09/08/2022
Thoughts on the ongoing interest rate increases, from the perspective of doing the best with our finances...
Some are finding it difficult to manage the rate increases because they have variable-rate mortgages, others because their fixed-rate mortgage is renewing now.
We subscribe to the 'behavioral' approach to personal finance. To put it practically, we plan to control what we can control, and manage what we can't. Dave Ramsey and others advocate for this approach. Ramsey didn't invent it, but it is a system that works well.
We can't control what's going to happen with interest rates, but we can manage our behaviors. The simplest way to manage is to stay out of debt, and where debt is necessary, ensure that we can manage the payments, even if they change. That's why Rasmey (and others) advocate for 25%, or 30%, overall housing costs. We can control this.
Another area of control is to have fixed rates of interest that we know fit our budget. While we may pay a bit of extra interest when compared with variable rates (over long periods of time), we ensure that we can maintain our financial lifestyle, and we sleep easy.
While it's true that, on average, we would pay less interest on a mortgage with variable rates, when rates move (beyond our control), things can get uneasy. Of course this isn't a perfect solution, because we only have shorter-term mortgages in Canada (typically up to 5 years). In the US, they have much longer-term mortgages.

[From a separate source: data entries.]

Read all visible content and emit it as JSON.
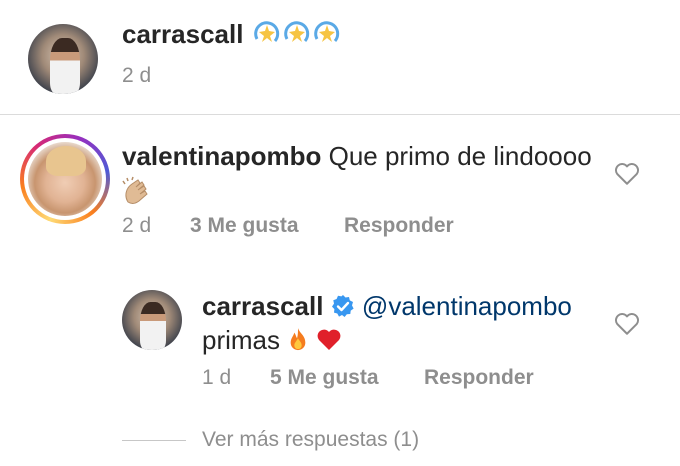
{
  "comment1": {
    "username": "carrascall",
    "emojis": [
      "dizzy-star-icon",
      "dizzy-star-icon",
      "dizzy-star-icon"
    ],
    "time": "2 d"
  },
  "comment2": {
    "username": "valentinapombo",
    "text": "Que primo de lindoooo",
    "emoji": "clapping-hands-icon",
    "time": "2 d",
    "likes": "3 Me gusta",
    "reply_label": "Responder"
  },
  "reply1": {
    "username": "carrascall",
    "verified": "verified-badge-icon",
    "mention": "@valentinapombo",
    "text": "primas",
    "emojis": [
      "fire-icon",
      "red-heart-icon"
    ],
    "time": "1 d",
    "likes": "5 Me gusta",
    "reply_label": "Responder"
  },
  "more_replies": "Ver más respuestas (1)",
  "colors": {
    "text": "#262626",
    "meta": "#8e8e8e",
    "mention": "#00376b",
    "verified": "#3897f0"
  }
}
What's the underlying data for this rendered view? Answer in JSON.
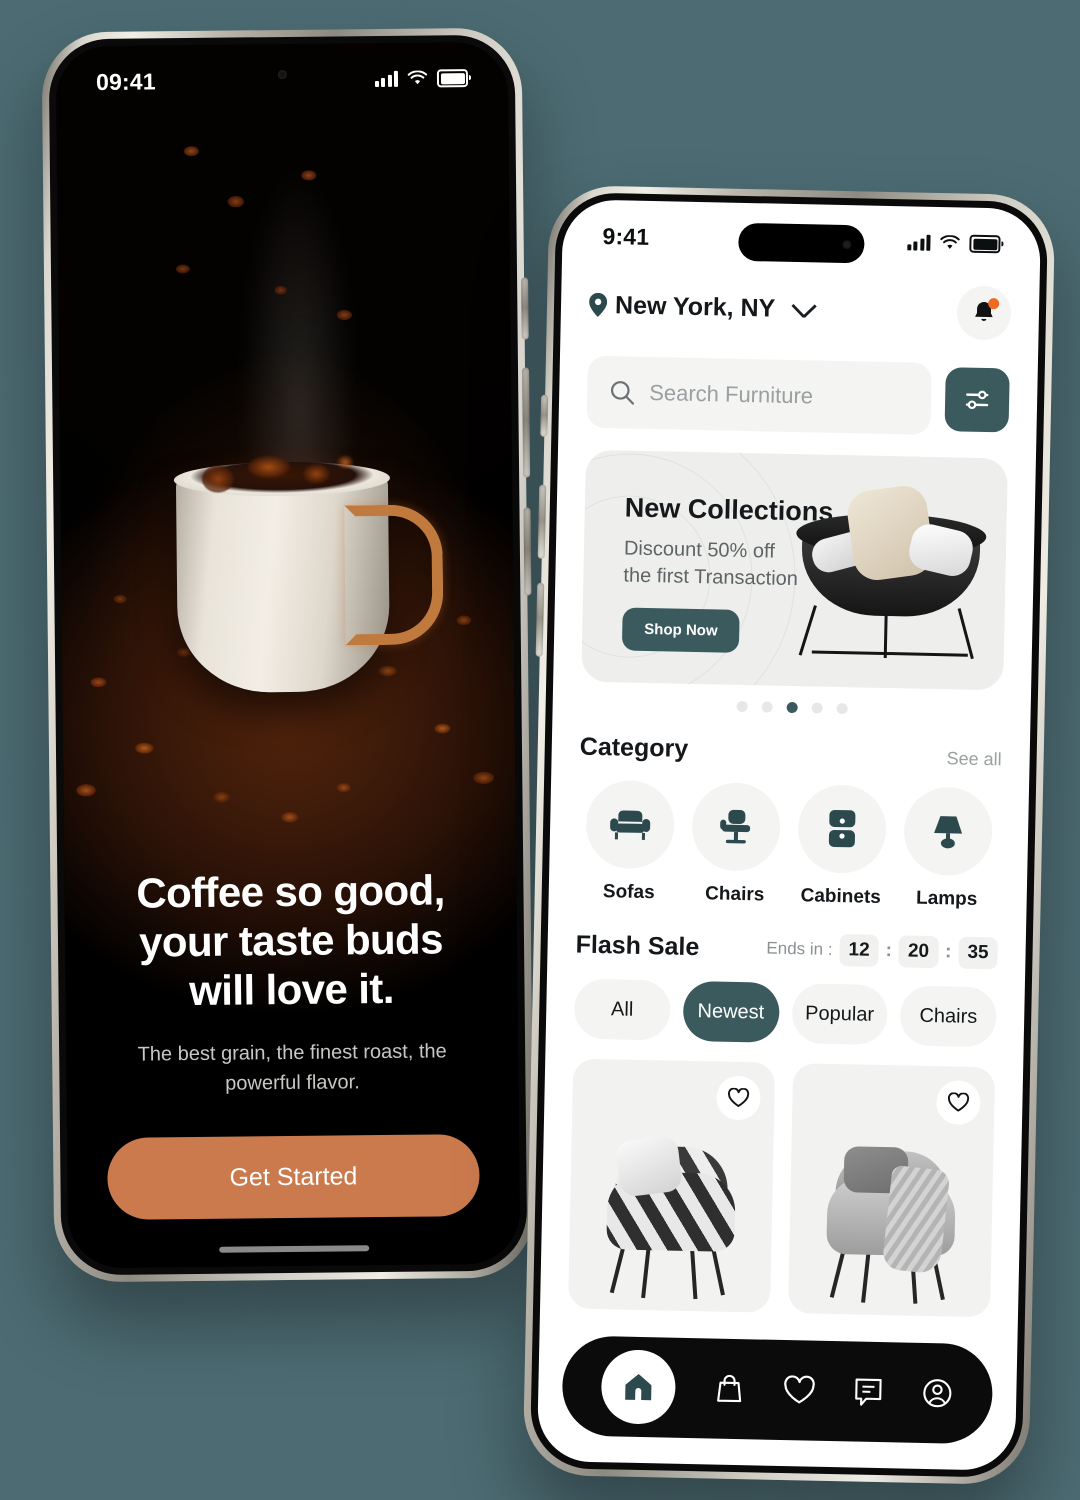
{
  "background_color": "#4c6b72",
  "colors": {
    "teal": "#3a5a5e",
    "orange": "#cb7a4d",
    "badge_orange": "#ef6a1f",
    "dark": "#0b0b0b"
  },
  "left_phone": {
    "name": "coffee-onboarding-screen",
    "status_bar": {
      "time": "09:41",
      "signal": "cellular-bars-icon",
      "wifi": "wifi-icon",
      "battery": "battery-full-icon"
    },
    "hero_image_alt": "coffee-cup-with-beans",
    "title_lines": [
      "Coffee so good,",
      "your taste buds",
      "will love it."
    ],
    "subtitle": "The best grain, the finest roast, the powerful flavor.",
    "cta_label": "Get Started"
  },
  "right_phone": {
    "name": "furniture-app-home-screen",
    "status_bar": {
      "time": "9:41",
      "signal": "cellular-bars-icon",
      "wifi": "wifi-icon",
      "battery": "battery-full-icon"
    },
    "header": {
      "location_icon": "location-pin-icon",
      "location": "New York, NY",
      "chevron": "chevron-down-icon",
      "notification_icon": "bell-icon",
      "has_badge": true
    },
    "search": {
      "placeholder": "Search Furniture",
      "icon": "search-icon",
      "filter_icon": "filter-sliders-icon"
    },
    "banner": {
      "title": "New Collections",
      "subtitle_lines": [
        "Discount 50% off",
        "the first Transaction"
      ],
      "button_label": "Shop Now",
      "image_alt": "black-rattan-lounge-chair-with-cushions"
    },
    "carousel": {
      "total": 5,
      "active_index": 2
    },
    "category_section": {
      "title": "Category",
      "see_all": "See all",
      "items": [
        {
          "label": "Sofas",
          "icon": "sofa-icon"
        },
        {
          "label": "Chairs",
          "icon": "chair-icon"
        },
        {
          "label": "Cabinets",
          "icon": "cabinet-icon"
        },
        {
          "label": "Lamps",
          "icon": "lamp-icon"
        }
      ]
    },
    "flash_sale": {
      "title": "Flash Sale",
      "ends_in_label": "Ends in :",
      "timer": {
        "hours": "12",
        "minutes": "20",
        "seconds": "35",
        "separator": ":"
      },
      "filters": [
        {
          "label": "All",
          "active": false
        },
        {
          "label": "Newest",
          "active": true
        },
        {
          "label": "Popular",
          "active": false
        },
        {
          "label": "Chairs",
          "active": false
        }
      ],
      "products": [
        {
          "image_alt": "checkered-black-white-accent-chair",
          "favorite_icon": "heart-outline-icon"
        },
        {
          "image_alt": "grey-armchair-with-throw-blanket",
          "favorite_icon": "heart-outline-icon"
        }
      ]
    },
    "tab_bar": [
      {
        "icon": "home-icon",
        "active": true
      },
      {
        "icon": "shopping-bag-icon",
        "active": false
      },
      {
        "icon": "heart-icon",
        "active": false
      },
      {
        "icon": "message-icon",
        "active": false
      },
      {
        "icon": "profile-icon",
        "active": false
      }
    ]
  }
}
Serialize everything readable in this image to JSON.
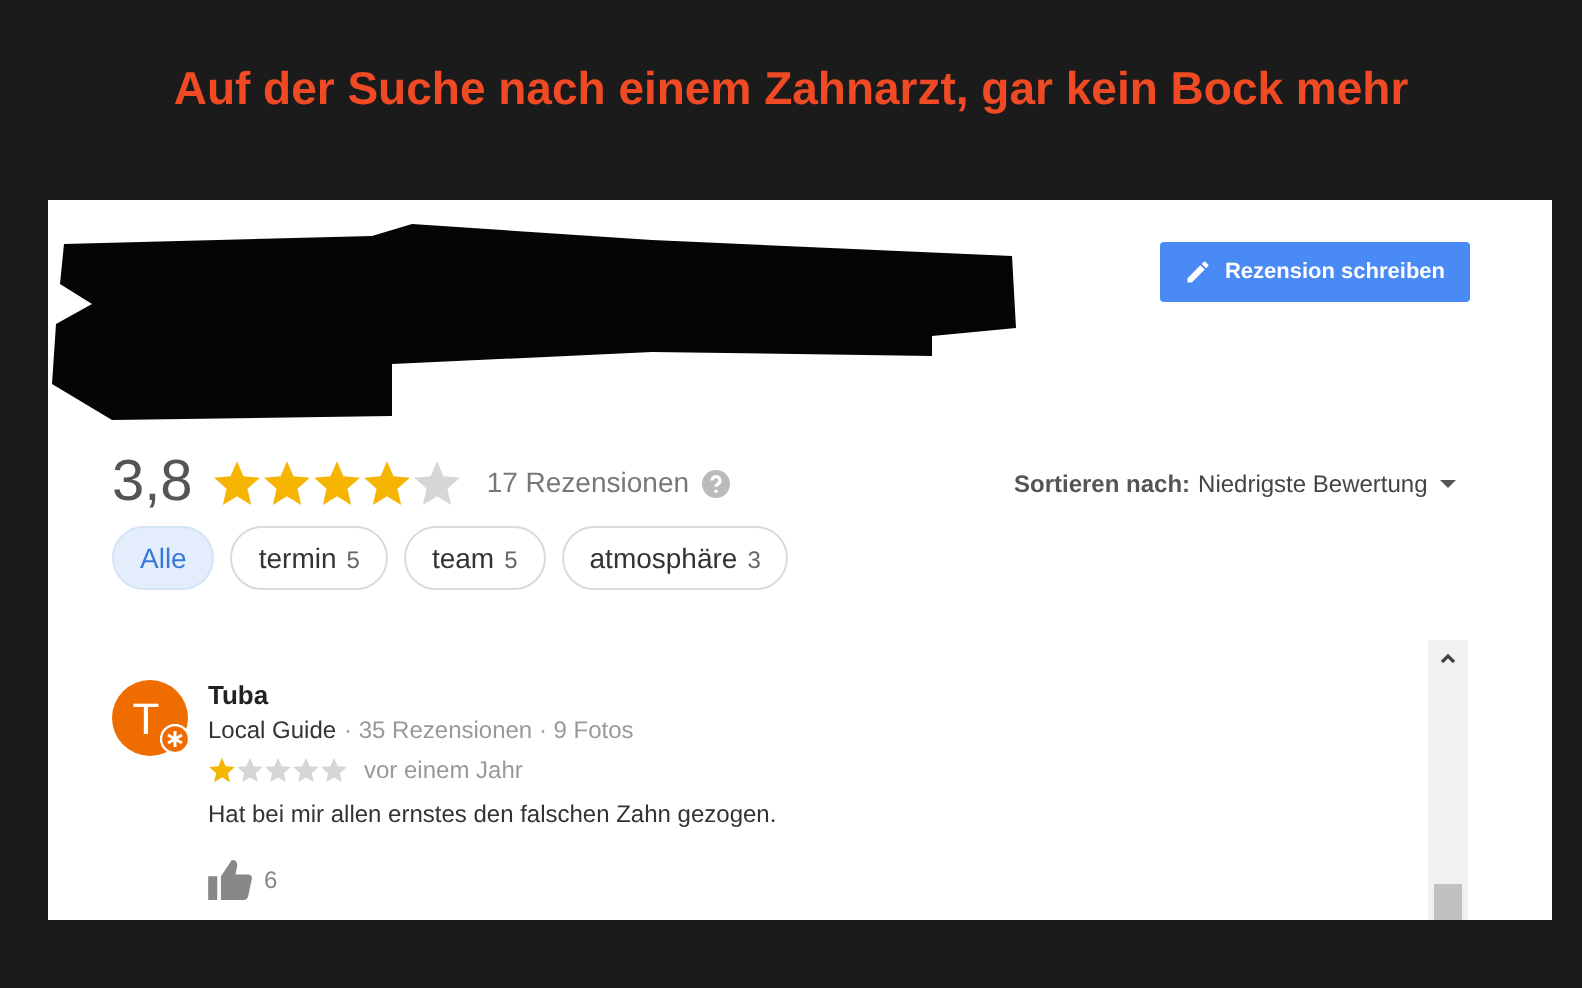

If you're in a difficult position right now due to interest rate increases, there are options, but you'll need to make (or revise) your plan.
It's important (and comforting!) to remember that it doesn't matter why this is happening, upsetting as it is, because we can't control the why. But we CAN manage our own plans and behaviors, difficult as it may be in the moment. The good news is that what we can change, we can manage, even if we don't love the options.
PS. Been there, done that, it's not easy, but it's simple.